SK Hynix (HXSCL), a South Korean memory-chip company and a major beneficiary of the artificial intelligence boom, recovered from an early decline of as much as 9% to rise more than 2% in Seoul on Tuesday. The drop would have taken the stock's two-day loss beyond 20%, following a 9.3% overnight decline in its American depositary receipts as investors reduced exposure to AI hardware stocks amid concerns about excessive industry capacity. Samsung Electronics (SSNLF), a South Korean technology company and domestic peer of SK Hynix, posted modest gains, while the benchmark Kospi Index also moved sharply during the session. The rebound suggests investor sentiment toward Korea's AI-linked stocks remains highly sensitive as trading activity increasingly moves between Asian and U.S. markets.

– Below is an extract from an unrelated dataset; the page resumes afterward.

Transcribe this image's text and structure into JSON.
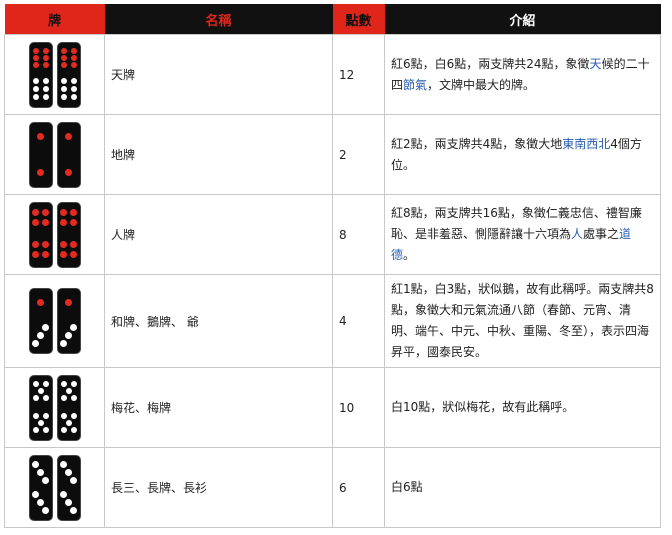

CLSA Securities Korea, the Korean arm of the securities firm, said Korea has become an increasingly important indicator of global AI sentiment. Korean retail investors sold more than 2.5 trillion won, or $1.7 billion, of Kospi shares on Tuesday, reversing their recent pattern of buying market declines, while foreign investors purchased shares. SK Hynix and Samsung Electronics together account for more than half of the Kospi's weighting, increasing the influence of their share-price movements on the broader market. SK Hynix has also moved at least 5% in either direction during more than 50 trading sessions this year, highlighting the scale of volatility surrounding the stock. Further turbulence may emerge ahead of the company's July 23 quarterly earnings report after a local brokerage note suggested operating profit could come in below consensus expectations.

The market swings appear to have been intensified by leveraged investment products, short-term borrowing and forced selling. The ratio of forced liquidations involving shares purchased through short-term loans rose above 10% last week, compared with a six-month average of roughly 2.1%, while trading suspensions caused by steep market declines reached record levels. Leveraged exchange-traded funds linked to Korean chipmakers may be accelerating rebalancing trades, margin calls and forced liquidations when the underlying shares fall, prompting debate over tighter restrictions or possible delistings of some products. JPMorgan Private Bank, the private-banking business cited in the report, said leveraged ETFs may be increasing short-term swings without changing company fundamentals and could create opportunities when prices move too far in either direction. The firm also said current market valuations appear attractive compared with both emerging and developed markets, a view that investors may weigh against the risk of continued volatility.